Center for Arrhythmia Care, Pritzker School of Medicine, Department of Medicine, Division of Cardiology, University of Chicago, IL (Z.A., D.S., M.R., G.A.U., A.B., S.A.B., Z.F., R.J., T.N., H.L, H.M.N., R.T.).
Abbott, Abbott Park, IL (M.R., N.A.S.).
Circulation. 2019 Oct 22;140(17):1383-1397. doi: 10.1161/CIRCULATIONAHA.119.042423. Epub 2019 Sep 19.
Accurate and expedited identification of scar regions most prone to reentry is needed to guide ventricular tachycardia (VT) ablation. We aimed to prospectively assess outcomes of VT ablation guided primarily by the targeting of deceleration zones (DZ) identified by propagational analysis of ventricular activation during sinus rhythm.
Patients with scar-related VT were prospectively enrolled in the University of Chicago VT Ablation Registry between 2016 and 2018. Isochronal late activation maps annotated to the latest local electrogram deflection were created with high-density multielectrode mapping catheters. Targeted ablation of DZ (>3 isochrones within 1cm radius) was performed, prioritizing later activated regions with maximal isochronal crowding. When possible, activation mapping of VT was performed, and successful ablation sites were compared with DZ locations for mechanistic correlation. Patients were prospectively followed for VT recurrence and mortality.
One hundred twenty patients (median age 65 years [59-71], 15% female, 50% nonischemic, median ejection fraction 31%) underwent 144 ablation procedures for scar-related VT. 57% of patients had previous ablation and epicardial access was employed in 59% of cases. High-density mapping during baseline rhythm was performed (2518 points [1615-3752] endocardial, 5049±2580 points epicardial) and identified an average of 2±1 DZ, which colocalized to successful termination sites in 95% of cases. The median total radiofrequency application duration was 29 min (21-38 min) to target DZ, representing ablation of 18% of the low-voltage area. At 12±10 months, 70% freedom from VT recurrence (80% in ischemic cardiomyopathy and 63% in nonischemic cardiomyopathy) was achieved. The overall survival rate was 87%.
A novel voltage-independent high-density mapping display can identify the functional substrate for VT during sinus rhythm and guide targeted ablation, obviating the need for extensive radiofrequency delivery. Regions with isochronal crowding during the baseline rhythm were predictive of VT termination sites, providing mechanistic evidence that deceleration zones are highly arrhythmogenic, functioning as niduses for reentry.

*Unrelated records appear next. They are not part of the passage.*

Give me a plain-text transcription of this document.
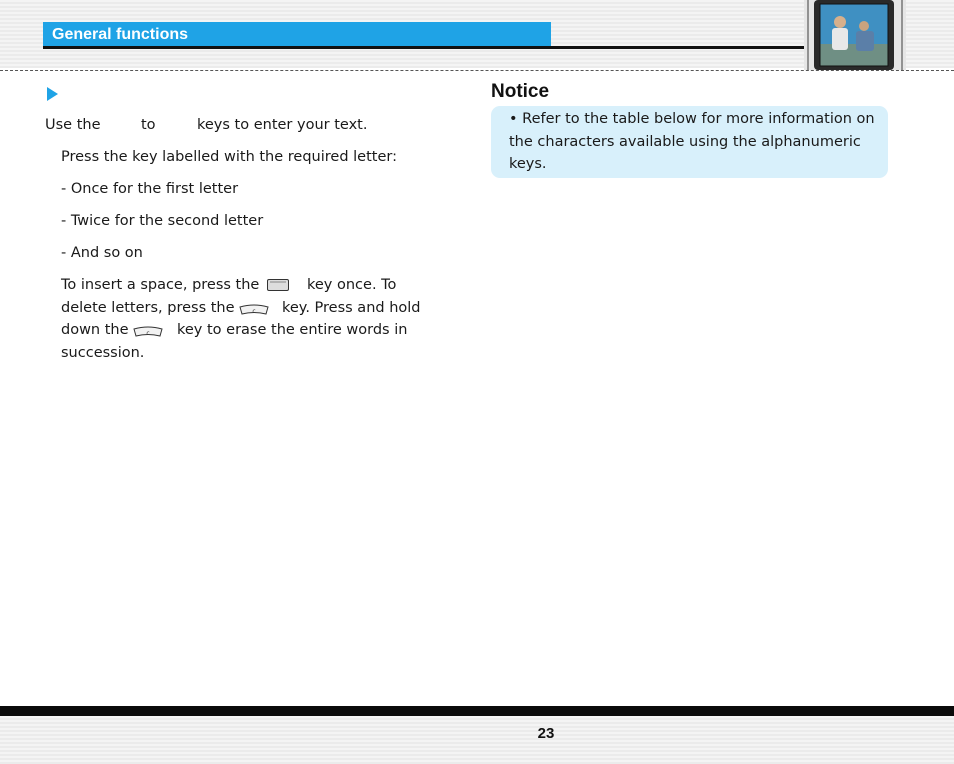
General functions
Use the	to	keys to enter your text.
Press the key labelled with the required letter:
- Once for the first letter
- Twice for the second letter
- And so on
To insert a space, press the	key once. To
delete letters, press the	c key. Press and hold
down the	c key to erase the entire words in
succession.
Notice
• Refer to the table below for more information on the characters available using the alphanumeric keys.
23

为了指导室性心动过速(VT)消融,需要准确快速地识别最容易再进入的疤痕区域。我们旨在前瞻性评估主要通过窦性心律时心室激动传播分析识别的减速区(DZ)靶向指导的 VT 消融的结果。
2016 年至 2018 年期间,前瞻性地将与疤痕相关的 VT 患者纳入芝加哥大学 VT 消融登记处。使用高密度多电极标测导管创建标注最新局部电图偏转的等时晚期激活图。对 DZ(1cm 半径内>3 个等时线)进行靶向消融,优先消融最大等时拥挤的晚期激活区域。如果可能,对 VT 的激动标测,并比较消融部位与 DZ 位置的机制相关性。前瞻性随访患者 VT 复发和死亡率。
120 例患者(中位年龄 65 岁[59-71],15%为女性,50%非缺血性,中位射血分数 31%)接受了 144 次疤痕相关 VT 消融。57%的患者曾接受过消融治疗,59%的患者进行了心外膜入路。在静息期进行高密度标测(心内膜 2518 个点[1615-3752],心外膜 5049±2580 个点),平均识别出 2±1 个 DZ,其中 95%的 DZ 与成功终止部位重合。靶向 DZ 的总射频应用时间中位数为 29 分钟(21-38 分钟),消融占低电压区域的 18%。12±10 个月时,70%无 VT 复发(缺血性心肌病为 80%,非缺血性心肌病为 63%)。总的存活率为 87%。
一种新的电压无关的高密度标测显示可以识别窦性心律时 VT 的功能底物,并指导靶向消融,避免了广泛的射频输送。静息期等时拥挤的区域与 VT 终止部位相关,提供了机制证据,表明减速区具有高度致心律失常性,作为折返的核。